Mr. Gibb was the second Bee Gee and third Gibb brother to die. His fraternal twin and fellow Bee Gee, Maurice Gibb, died of complications of a twisted intestine in 2003 at 53. The youngest brother, Andy, who had a successful solo career... was 30 when he died of heart failure, in 1988.

The soundtrack to Saturday Night Fever was a revelation to me in the eighth grade. I remember hearing it in my head as I walked the gauntlet of the middle school hall to my locker. I can see the dimly-lit hall, some doors open, allowing yellow light to spill out onto the floor, some doors closed, and the wall of lockers ahead of me. I am focusing on getting straight to my locker with the least amount of eye contact and humiliation possible. Now I switch to a view of myself: my feathered hair that took hours to perfect each morning, my long sleeve white T-shirt with a silver heart on the breast, my tight cords making a whoosh-ing sound as I walk. I am back in my 13-year-old body, feeling like the whole world is staring at me. But the secret soundtrack in my mind is giving me confidence to make it to my locker with my head held high. "Well you can tell by the way I use my walk..." I feel an electric charge, like I am John Travolta walking down that hall, not a scared 13-year-old girl. I make it to my locker with a little smile on my face, and start twirling the combination to the lock. "I'm, I'm, I'm, I'm Stayin' Alive."

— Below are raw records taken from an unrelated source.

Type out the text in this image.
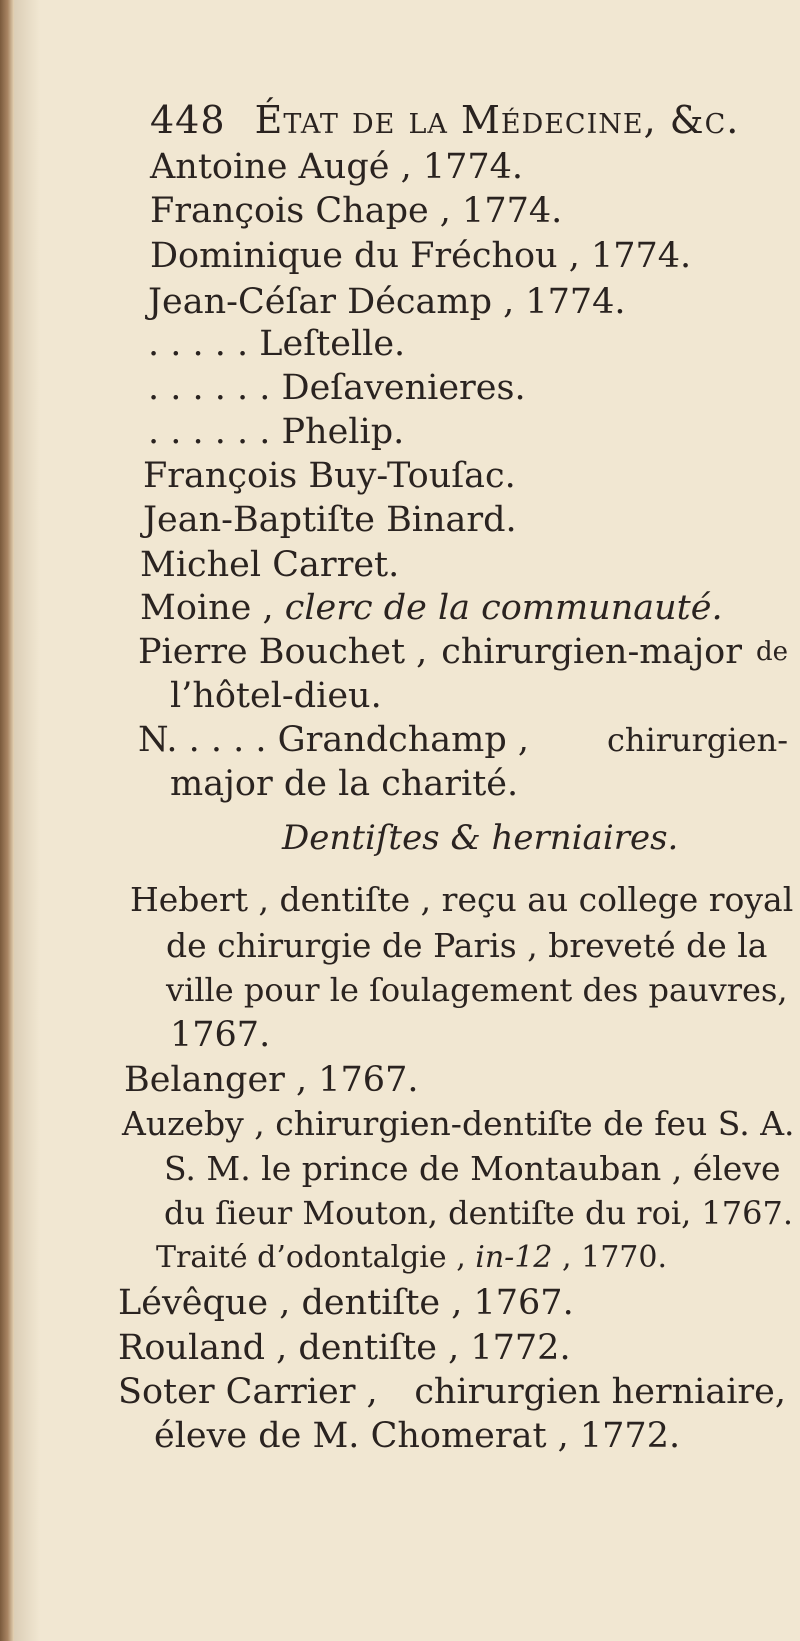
448 État de la Médecine, &c.
Antoine Augé , 1774.
François Chape , 1774.
Dominique du Fréchou , 1774.
Jean-Céſar Décamp , 1774.
. . . . . Leſtelle.
. . . . . . Deſavenieres.
. . . . . . Phelip.
François Buy-Touſac.
Jean-Baptiſte Binard.
Michel Carret.
Moine , clerc de la communauté.
Pierre Bouchet , chirurgien-major de
l’hôtel-dieu.
N. . . . . Grandchamp , chirurgien-
major de la charité.
Dentiſtes & herniaires.
Hebert , dentiſte , reçu au college royal
de chirurgie de Paris , breveté de la
ville pour le ſoulagement des pauvres,
1767.
Belanger , 1767.
Auzeby , chirurgien-dentiſte de feu S. A.
S. M. le prince de Montauban , éleve
du ſieur Mouton, dentiſte du roi, 1767.
Traité d’odontalgie , in-12 , 1770.
Lévêque , dentiſte , 1767.
Rouland , dentiſte , 1772.
Soter Carrier , chirurgien herniaire,
éleve de M. Chomerat , 1772.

I read obituaries every day. I find them an interesting review of my fellow humans' lives -- some lived well, some full of mistakes and tragedy. Sometimes, I regret that I didn't know more about the person while they were still alive. Sometimes, I am really sad that a bright light has gone out too soon. I notice that some deaths hit me personally, and especially the deaths of musicians who seemed to speak to me directly. I think we may be more attached to singers because music is such a personal experience. Unlike other art forms, we actually feel it in our bodies. It makes us move. Most of us have a soundtrack to our lives and can recall precisely where we were and what was happening when we were listening to that song long ago.

Dr. Petr Janata of the the UC Davis Psychology Department and Center for the Mind and Brain calls this phenomenon "music-evoked biographical memories." It's very similar to the way Proust was transported to his youth by the taste of a madeleine -- same effect, just a different sensory input. Dr. Janata has studied the brains of people listening to music that evokes strong memories for them. He sees two brain networks being activated at the same time: one part of the brain that we use to pay attention to our external environment and another part of the brain that that we use to pay attention to ourselves. Janata theorizes that the power of music may lie in these two networks being integrated simultaneously.

I am thankful to the Bee Gees for making the trip to my locker as an eighth grader better and memorable. As I grew older, and moved on to Elvis Costello, The Clash, Morrisey... I never lost the ability to be transported back to being 13 whenever a Bee Gees song came on the radio. Luckily the music lives on forever, and I will still be able to time travel back to my youth, even as I get older.

I am sad we have lost another part of the harmony that was the Bee Gees. And my heart goes out to the Gibb family. They've had more than their fair share of early death. It turns out Stayin' Alive can be really hard. But we still hear you, Robin.